Un control de rutina en el departamento de San Martín se convirtió en noticia nacional tras registrar uno de los niveles de alcoholemia más altos en lo que va del 2026. Un hombre de 33 años fue interceptado por agentes de la Agencia Nacional de Seguridad Vial y el resultado del test dejó a todos sin palabras: 2,44 g/L de alcohol en sangre, una cifra que triplica los límites de tolerancia y roza el estado de intoxicación severa.
El conductor, que admitió ante las autoridades haber consumido fernet, no solo se vio sorprendido por el resultado.
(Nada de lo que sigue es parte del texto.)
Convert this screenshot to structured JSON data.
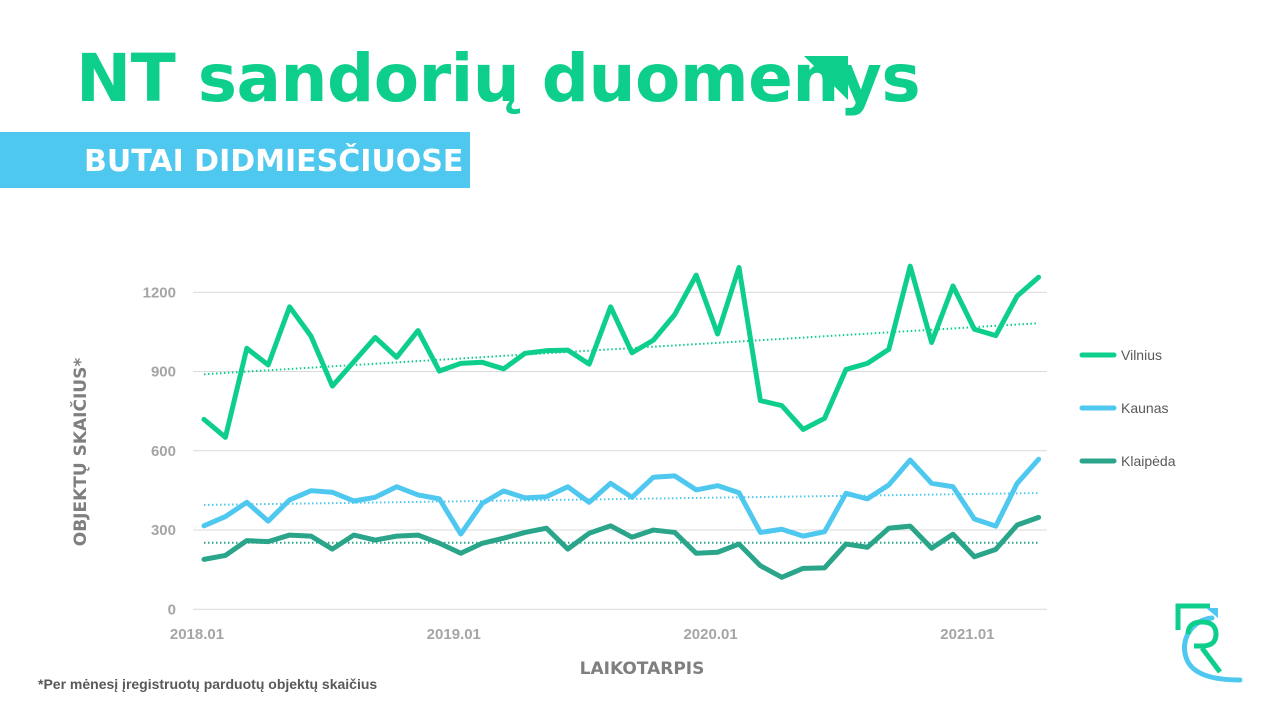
{
  "header": {
    "title": "NT sandorių duomenys",
    "subtitle": "BUTAI DIDMIESČIUOSE"
  },
  "footnote": "*Per mėnesį įregistruotų parduotų objektų skaičius",
  "colors": {
    "Vilnius": "#0dcf8b",
    "Kaunas": "#4fc8f0",
    "Klaipėda": "#2aa58a",
    "title": "#0dcf8b",
    "banner": "#4fc8f0"
  },
  "chart_data": {
    "type": "line",
    "xlabel": "LAIKOTARPIS",
    "ylabel": "OBJEKTŲ SKAIČIUS*",
    "ylim": [
      0,
      1200
    ],
    "yticks": [
      0,
      300,
      600,
      900,
      1200
    ],
    "x_start": "2018.01",
    "n_points": 40,
    "xtick_labels": [
      {
        "index": 0,
        "label": "2018.01"
      },
      {
        "index": 12,
        "label": "2019.01"
      },
      {
        "index": 24,
        "label": "2020.01"
      },
      {
        "index": 36,
        "label": "2021.01"
      }
    ],
    "grid": true,
    "legend_position": "right",
    "series": [
      {
        "name": "Vilnius",
        "values": [
          719,
          651,
          988,
          925,
          1145,
          1034,
          845,
          937,
          1029,
          954,
          1055,
          902,
          931,
          935,
          910,
          969,
          979,
          981,
          928,
          1145,
          971,
          1019,
          1116,
          1265,
          1042,
          1294,
          790,
          771,
          681,
          723,
          908,
          931,
          984,
          1299,
          1010,
          1224,
          1060,
          1036,
          1186,
          1257
        ],
        "trend": [
          890,
          1083
        ]
      },
      {
        "name": "Kaunas",
        "values": [
          316,
          351,
          405,
          334,
          414,
          449,
          443,
          410,
          424,
          464,
          433,
          418,
          285,
          401,
          448,
          422,
          426,
          464,
          405,
          477,
          424,
          500,
          505,
          452,
          468,
          441,
          291,
          303,
          277,
          294,
          439,
          418,
          471,
          565,
          477,
          464,
          342,
          315,
          477,
          568
        ],
        "trend": [
          395,
          440
        ]
      },
      {
        "name": "Klaipėda",
        "values": [
          189,
          204,
          260,
          256,
          281,
          277,
          228,
          281,
          262,
          277,
          281,
          250,
          212,
          250,
          269,
          291,
          307,
          228,
          288,
          316,
          273,
          300,
          291,
          212,
          216,
          247,
          165,
          121,
          155,
          157,
          247,
          235,
          307,
          315,
          231,
          284,
          199,
          227,
          319,
          348
        ],
        "trend": [
          252,
          252
        ]
      }
    ]
  }
}
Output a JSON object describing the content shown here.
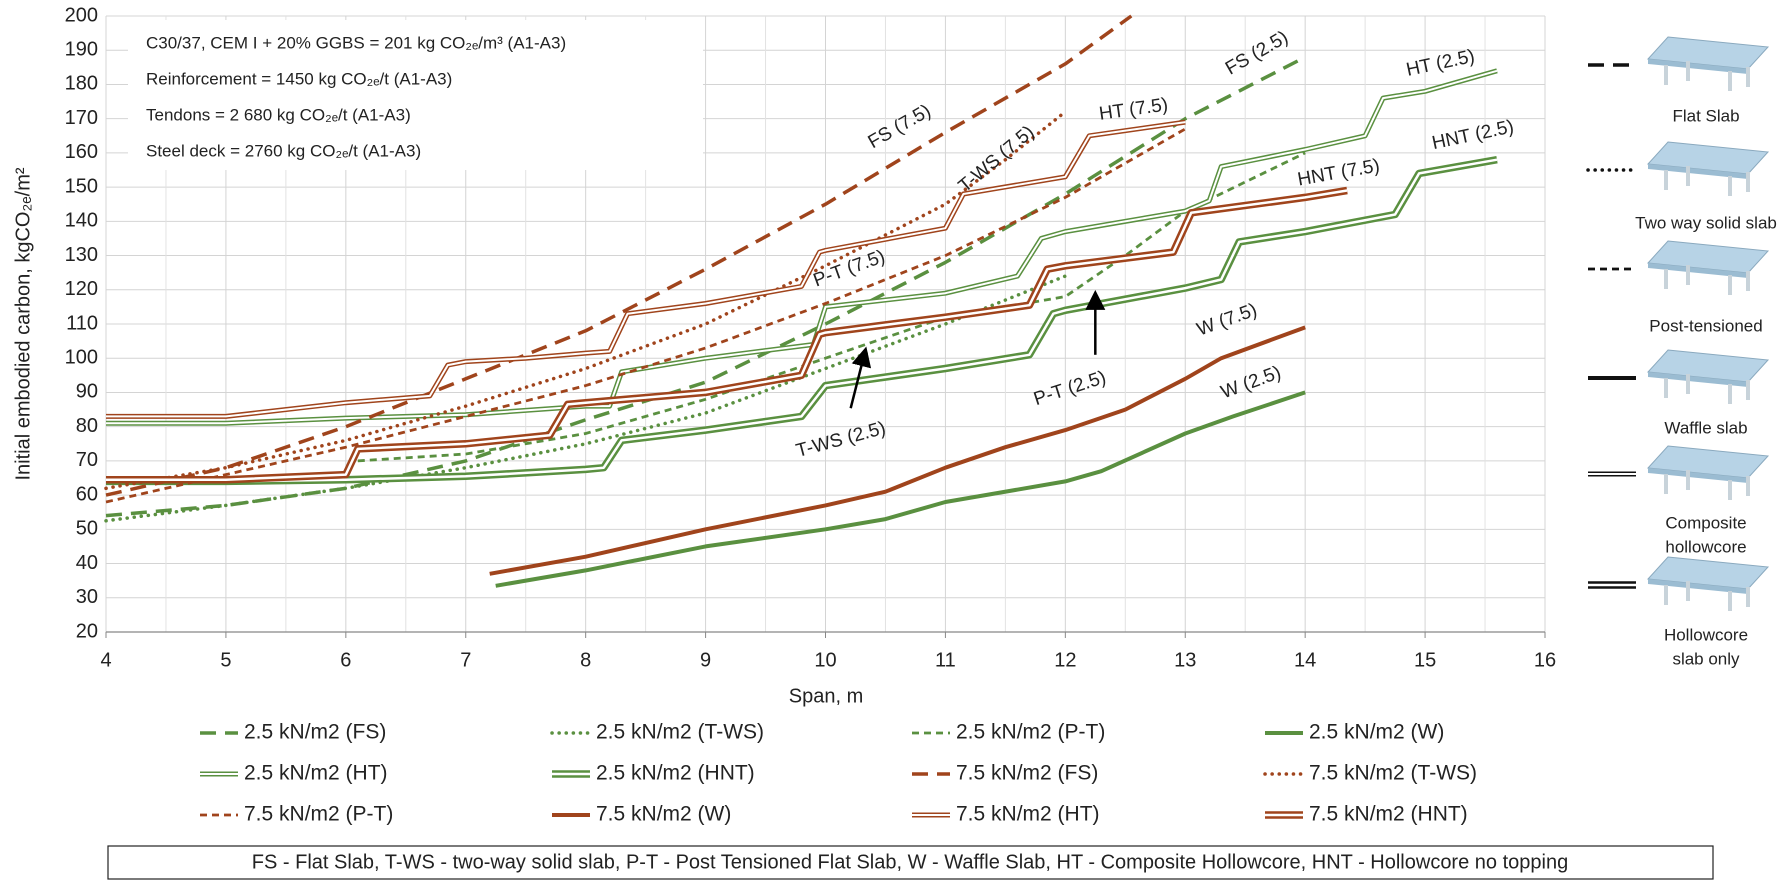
{
  "chart_data": {
    "type": "line",
    "xlabel": "Span, m",
    "ylabel": "Initial embodied carbon, kgCO₂ₑ/m²",
    "xlim": [
      4,
      16
    ],
    "ylim": [
      20,
      200
    ],
    "xticks": [
      4,
      5,
      6,
      7,
      8,
      9,
      10,
      11,
      12,
      13,
      14,
      15,
      16
    ],
    "yticks": [
      20,
      30,
      40,
      50,
      60,
      70,
      80,
      90,
      100,
      110,
      120,
      130,
      140,
      150,
      160,
      170,
      180,
      190,
      200
    ],
    "grid": true,
    "info_text": [
      "C30/37, CEM I + 20% GGBS  = 201 kg CO₂ₑ/m³ (A1-A3)",
      "Reinforcement  = 1450 kg CO₂ₑ/t (A1-A3)",
      "Tendons = 2 680 kg CO₂ₑ/t (A1-A3)",
      "Steel deck = 2760 kg CO₂ₑ/t (A1-A3)"
    ],
    "annotations": [
      "FS (7.5)",
      "T-WS (7.5)",
      "HT (7.5)",
      "FS (2.5)",
      "HT (2.5)",
      "HNT (2.5)",
      "HNT (7.5)",
      "P-T (7.5)",
      "P-T (2.5)",
      "T-WS (2.5)",
      "W (7.5)",
      "W (2.5)"
    ],
    "series": [
      {
        "name": "2.5 kN/m2 (FS)",
        "color": "#5a9040",
        "style": "long",
        "x": [
          4,
          5,
          6,
          7,
          8,
          9,
          10,
          11,
          12,
          13,
          14
        ],
        "values": [
          54,
          57,
          62,
          70,
          82,
          93,
          110,
          128,
          148,
          170,
          188
        ]
      },
      {
        "name": "2.5 kN/m2 (T-WS)",
        "color": "#5a9040",
        "style": "dot",
        "x": [
          4,
          5,
          6,
          7,
          8,
          9,
          10,
          11,
          12
        ],
        "values": [
          52.5,
          57,
          62,
          68,
          75,
          84,
          97,
          110,
          124
        ]
      },
      {
        "name": "2.5 kN/m2 (P-T)",
        "color": "#5a9040",
        "style": "short",
        "x": [
          6.1,
          7,
          8,
          9,
          10,
          11,
          12,
          12.5,
          13,
          14
        ],
        "values": [
          70,
          72,
          78,
          88,
          100,
          112,
          118,
          130,
          143,
          160
        ]
      },
      {
        "name": "2.5 kN/m2 (W)",
        "color": "#5a9040",
        "style": "solid",
        "x": [
          7.25,
          8,
          9,
          10,
          10.5,
          11,
          12,
          12.3,
          13,
          13.4,
          14
        ],
        "values": [
          33.5,
          38,
          45,
          50,
          53,
          58,
          64,
          67,
          78,
          83,
          90
        ]
      },
      {
        "name": "2.5 kN/m2 (HT)",
        "color": "#5a9040",
        "style": "double",
        "x": [
          4,
          5,
          6,
          7,
          8,
          8.2,
          8.3,
          9,
          9.9,
          10,
          11,
          11.6,
          11.8,
          12,
          13,
          13.2,
          13.3,
          14,
          14.5,
          14.65,
          15,
          15.6
        ],
        "values": [
          81,
          81,
          82.5,
          83.5,
          86,
          86,
          96,
          100,
          104,
          115,
          119,
          124,
          135,
          137,
          143,
          146,
          156,
          161,
          165,
          176,
          178,
          184
        ]
      },
      {
        "name": "2.5 kN/m2 (HNT)",
        "color": "#5a9040",
        "style": "double-thick",
        "x": [
          4,
          5,
          6,
          7,
          8,
          8.15,
          8.3,
          9,
          9.8,
          10,
          11,
          11.7,
          11.9,
          12,
          13,
          13.3,
          13.45,
          14,
          14.75,
          14.95,
          15.6
        ],
        "values": [
          64,
          64,
          64.5,
          65.5,
          67.5,
          68,
          76,
          79,
          83,
          92,
          97,
          101,
          113,
          114,
          120.5,
          123,
          134,
          137,
          142,
          154,
          158
        ]
      },
      {
        "name": "7.5 kN/m2 (FS)",
        "color": "#a0441c",
        "style": "long",
        "x": [
          4,
          5,
          6,
          7,
          8,
          9,
          10,
          11,
          12,
          12.55
        ],
        "values": [
          60,
          68,
          80,
          94,
          108,
          126,
          145,
          166,
          186,
          200
        ]
      },
      {
        "name": "7.5 kN/m2 (T-WS)",
        "color": "#a0441c",
        "style": "dot",
        "x": [
          4,
          5,
          6,
          7,
          8,
          9,
          10,
          11,
          11.5,
          12
        ],
        "values": [
          62,
          68,
          76,
          86,
          97,
          110,
          127,
          145,
          158,
          172
        ]
      },
      {
        "name": "7.5 kN/m2 (P-T)",
        "color": "#a0441c",
        "style": "short",
        "x": [
          4,
          5,
          6,
          7,
          8,
          9,
          10,
          11,
          12,
          13
        ],
        "values": [
          58,
          66,
          74,
          83,
          92,
          103,
          116,
          130,
          147,
          167
        ]
      },
      {
        "name": "7.5 kN/m2 (W)",
        "color": "#a0441c",
        "style": "solid",
        "x": [
          7.2,
          8,
          9,
          10,
          10.5,
          11,
          11.5,
          12,
          12.5,
          13,
          13.3,
          14
        ],
        "values": [
          37,
          42,
          50,
          57,
          61,
          68,
          74,
          79,
          85,
          94,
          100,
          109
        ]
      },
      {
        "name": "7.5 kN/m2 (HT)",
        "color": "#a0441c",
        "style": "double",
        "x": [
          4,
          5,
          6,
          6.7,
          6.85,
          7,
          7.5,
          8,
          8.2,
          8.35,
          9,
          9.8,
          9.95,
          10,
          11,
          11.15,
          12,
          12.2,
          13
        ],
        "values": [
          83,
          83,
          87,
          89,
          98,
          99,
          100,
          101.5,
          102,
          113,
          116,
          121,
          131,
          131.5,
          138,
          148,
          153,
          165,
          169
        ]
      },
      {
        "name": "7.5 kN/m2 (HNT)",
        "color": "#a0441c",
        "style": "double-thick",
        "x": [
          4,
          5,
          6,
          6.1,
          7,
          7.7,
          7.85,
          8,
          9,
          9.8,
          9.95,
          10,
          11,
          11.7,
          11.85,
          12,
          12.9,
          13.05,
          14,
          14.35
        ],
        "values": [
          64.5,
          64.5,
          66,
          73.5,
          75,
          77.5,
          86.5,
          87,
          90,
          95,
          107,
          107.5,
          112,
          115.5,
          126,
          127,
          131,
          142.5,
          147,
          149
        ]
      }
    ],
    "side_legend": [
      {
        "label": [
          "Flat Slab"
        ],
        "style": "long"
      },
      {
        "label": [
          "Two way solid slab"
        ],
        "style": "dot"
      },
      {
        "label": [
          "Post-tensioned"
        ],
        "style": "short"
      },
      {
        "label": [
          "Waffle slab"
        ],
        "style": "solid"
      },
      {
        "label": [
          "Composite",
          "hollowcore"
        ],
        "style": "double"
      },
      {
        "label": [
          "Hollowcore",
          "slab only"
        ],
        "style": "double-thick"
      }
    ],
    "note": "FS - Flat Slab, T-WS - two-way solid slab, P-T - Post Tensioned Flat Slab, W - Waffle Slab, HT - Composite Hollowcore, HNT - Hollowcore no topping"
  }
}
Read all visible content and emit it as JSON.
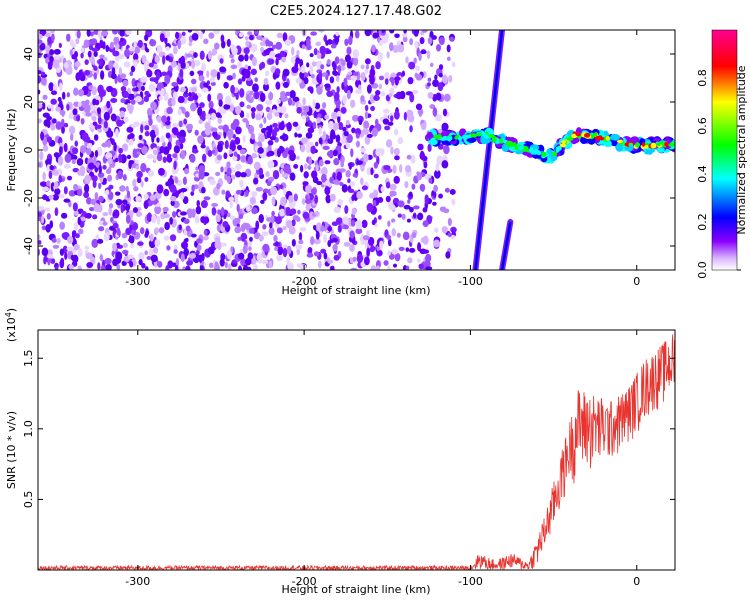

Lo más llamativo del operativo, que rápidamente se volvió viral, fue la reacción de su propia acompañante; la mujer no pudo ocultar sus gestos de asombro y desaprobación al ver el número que arrojaba el alcoholímetro, exponiendo la magnitud de la falta frente a los agentes.
Consecuencias devastadoras para el bolsillo La «joda» del fernet le costará carísimo al infractor. De forma inmediata, la policía procedió a la retención de la licencia de conducir y el secuestro del vehículo. Sin embargo, el golpe más duro vendrá por el lado legal y económico: debido a la gravedad de la falta y a los nuevos montos de las unidades fijas, la multa podría alcanzar la astronómica cifra de $5.500.000.
Este caso se suma a una preocupante lista de positivos elevados en la zona Este, reforzando la necesidad de los controles de saturación para intentar sacar de circulación a quienes, a pesar de las campañas de concientización, deciden seguir mezclando el volante con el alcohol.